Наттана резко повернулась, сердито глядя на меня:
— Чего вы от меня хотите, Джонланг? Я не понимаю. Вы никогда ничего не объясняете.
— Я не хочу делать вам больно.
Глаза ее широко раскрылись, взгляд смягчился, но голос по-прежнему звучал сердито.
— Вот только что… ведь вы хотели меня поцеловать, правда?
— Да, Наттана.
— Как тогда на мельнице у Файнов?
— Я был тогда счастлив, Наттана.
— Я тоже! Но… ах, Джонланг! И… я говорю уже о другом: вы хотели того, чего хотелось мне, поехать ли с Эком и Аттом, или к Донам, или пойти на озеро, но все — только если мне этого хочется, то есть чтобы сделать мне приятное!
— Да, именно.
— А я хотела сделать приятное вам. Наши желания разминулись. И вы все больше и больше сердились. Я поняла это по голосу. И тогда я тоже рассердилась.
— Что вы имеете в виду под Разминувшимися Желаниями?

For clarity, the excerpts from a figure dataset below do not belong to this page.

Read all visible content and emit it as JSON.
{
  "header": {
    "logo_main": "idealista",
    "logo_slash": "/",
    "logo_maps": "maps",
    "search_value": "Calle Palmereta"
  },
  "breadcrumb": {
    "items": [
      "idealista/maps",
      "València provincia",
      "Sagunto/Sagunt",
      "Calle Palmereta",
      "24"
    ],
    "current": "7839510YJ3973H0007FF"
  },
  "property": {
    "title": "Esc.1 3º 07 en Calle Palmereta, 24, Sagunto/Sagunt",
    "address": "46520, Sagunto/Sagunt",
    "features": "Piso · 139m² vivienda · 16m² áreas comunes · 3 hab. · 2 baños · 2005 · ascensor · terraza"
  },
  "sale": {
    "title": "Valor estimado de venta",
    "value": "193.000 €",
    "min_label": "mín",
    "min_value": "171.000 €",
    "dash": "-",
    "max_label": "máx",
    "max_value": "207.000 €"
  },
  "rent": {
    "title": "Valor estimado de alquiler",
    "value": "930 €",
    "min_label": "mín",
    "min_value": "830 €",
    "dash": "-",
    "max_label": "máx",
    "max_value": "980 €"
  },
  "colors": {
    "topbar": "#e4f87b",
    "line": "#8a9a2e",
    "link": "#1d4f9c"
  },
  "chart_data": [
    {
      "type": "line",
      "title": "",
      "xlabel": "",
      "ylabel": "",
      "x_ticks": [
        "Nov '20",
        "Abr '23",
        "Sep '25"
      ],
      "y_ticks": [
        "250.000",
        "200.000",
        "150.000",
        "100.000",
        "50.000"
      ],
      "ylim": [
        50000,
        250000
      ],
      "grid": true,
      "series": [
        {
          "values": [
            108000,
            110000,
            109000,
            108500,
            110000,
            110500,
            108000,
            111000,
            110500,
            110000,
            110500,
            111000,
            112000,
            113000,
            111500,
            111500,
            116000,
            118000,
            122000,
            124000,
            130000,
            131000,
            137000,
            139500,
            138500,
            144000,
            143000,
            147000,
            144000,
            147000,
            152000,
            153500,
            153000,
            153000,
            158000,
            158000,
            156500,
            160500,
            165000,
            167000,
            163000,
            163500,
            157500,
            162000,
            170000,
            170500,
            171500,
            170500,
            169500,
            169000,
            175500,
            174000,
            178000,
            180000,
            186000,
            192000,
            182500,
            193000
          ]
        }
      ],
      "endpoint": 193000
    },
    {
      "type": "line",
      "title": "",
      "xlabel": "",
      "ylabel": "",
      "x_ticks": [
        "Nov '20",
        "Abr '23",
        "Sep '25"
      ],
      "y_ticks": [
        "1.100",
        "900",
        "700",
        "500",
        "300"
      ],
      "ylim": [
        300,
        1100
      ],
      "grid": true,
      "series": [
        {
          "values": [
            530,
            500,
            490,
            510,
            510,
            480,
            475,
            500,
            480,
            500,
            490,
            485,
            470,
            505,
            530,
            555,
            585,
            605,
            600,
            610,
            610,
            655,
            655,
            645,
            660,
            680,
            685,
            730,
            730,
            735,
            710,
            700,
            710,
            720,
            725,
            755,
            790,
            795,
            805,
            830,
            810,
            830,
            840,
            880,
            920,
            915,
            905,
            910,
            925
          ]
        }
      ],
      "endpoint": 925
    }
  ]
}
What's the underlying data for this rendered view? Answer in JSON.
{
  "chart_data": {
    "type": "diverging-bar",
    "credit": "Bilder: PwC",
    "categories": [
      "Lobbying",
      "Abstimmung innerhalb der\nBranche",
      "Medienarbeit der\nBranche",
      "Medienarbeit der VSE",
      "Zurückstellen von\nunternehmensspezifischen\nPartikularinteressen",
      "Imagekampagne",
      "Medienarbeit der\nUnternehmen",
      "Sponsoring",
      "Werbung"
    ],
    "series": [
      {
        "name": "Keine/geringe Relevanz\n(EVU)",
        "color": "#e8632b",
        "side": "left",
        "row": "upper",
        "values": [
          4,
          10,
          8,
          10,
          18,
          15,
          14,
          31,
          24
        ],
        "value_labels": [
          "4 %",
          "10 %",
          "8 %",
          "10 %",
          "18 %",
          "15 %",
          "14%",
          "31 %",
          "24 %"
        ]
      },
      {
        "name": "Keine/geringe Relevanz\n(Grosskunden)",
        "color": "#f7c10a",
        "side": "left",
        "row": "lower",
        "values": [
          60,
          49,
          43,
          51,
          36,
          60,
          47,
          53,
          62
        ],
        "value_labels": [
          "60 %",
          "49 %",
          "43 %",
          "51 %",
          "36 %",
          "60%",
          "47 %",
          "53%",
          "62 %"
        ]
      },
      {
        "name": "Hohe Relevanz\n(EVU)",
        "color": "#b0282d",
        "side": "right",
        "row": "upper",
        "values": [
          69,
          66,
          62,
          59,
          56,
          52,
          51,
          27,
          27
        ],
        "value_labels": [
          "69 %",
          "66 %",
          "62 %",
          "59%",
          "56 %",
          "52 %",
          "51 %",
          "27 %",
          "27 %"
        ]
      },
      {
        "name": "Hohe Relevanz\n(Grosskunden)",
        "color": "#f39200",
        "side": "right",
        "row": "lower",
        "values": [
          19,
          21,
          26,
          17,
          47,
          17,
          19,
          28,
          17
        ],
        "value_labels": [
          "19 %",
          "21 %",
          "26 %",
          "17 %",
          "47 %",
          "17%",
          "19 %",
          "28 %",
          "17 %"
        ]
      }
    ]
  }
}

Девушка взглянула на меня с удивлением:
— Но… если я хочу чего-то потому, что этого хочется вам, а вы хотите того же, если этого хочется мне, и каждый из нас готов поступить так-то или так-то только затем, чтобы сделать другому приятное, — значит, наши желания не совпадают. И если мы оба настроены так, мы наверняка не решимся ни на что! Вы ведь не говорили, что хотите сделать что-то просто потому, что вам этого хочется.
— Вы тоже.
— Однако я думала, что в одном мы с вами согласны. Думала… пока не рассердилась.
— Мне хотелось пойти куда-нибудь вместе с вами, Наттана, все равно куда.
— Мне тоже! Я полагала, что смогу решить, что мы будем делать, и, наверное, мне и следовало решать, ведь вы мой гость… Но, Джонланг, вы просто не представляете, что творилось у меня в голове!
— Что же, Наттана? — спросил я, поднимаясь и подходя к ней.
— Ах, все то же.
Она отступила, воскликнув:
— Если вы поцелуете меня, я закричу, но вовсе не потому, что мне этого не хочется.
Я воспользовался первым, что пришло в голову, чтобы хоть как-то разрядить обстановку.
— Давайте все же на что-то решимся. Я хочу пойти к озеру, попробовать коньки. Пойдете со мной?
— С удовольствием.
— Но рано или поздно я поцелую вас, Наттана.
Она отшатнулась, прижавшись к полке над очагом, словно я собирался ударить ее.
— Чего вы от меня хотите? — воскликнула она. — Скажите наконец! Ах, я не могу… Вы хотели приехать, вы настаивали, я знаю. И вы хотите поцеловать меня. Значит, именно этого вы хотите на самом деле?
— Я хочу этого… — начал я, запинаясь.
— Давайте выясним все до конца. Когда-нибудь так или иначе придется. Это все, чего вы хотите?
Как было вымолвить? Все цвета в комнате словно потускнели.
— Я хочу вас, и уже давно.
Девушка нахмурилась, закусила губу:
— И я хочу вас.
Снежный наст за окном холодно белел в бледных лучах солнца.
— Что же нам делать, Джонланг? Теперь вы понимаете, почему не должны целовать меня? Для меня это невыносимо. По-моему, либо все, либо ничего. Но если даже ничего, я все равно надеюсь остаться вашим другом. Но что думаете вы? Достаточно ли вам будет, если когда-нибудь вы поцелуете меня?
Неужели моя страсть была не так сильна, как ее?
— Если большее невозможно, я хочу хотя бы поцеловать вас.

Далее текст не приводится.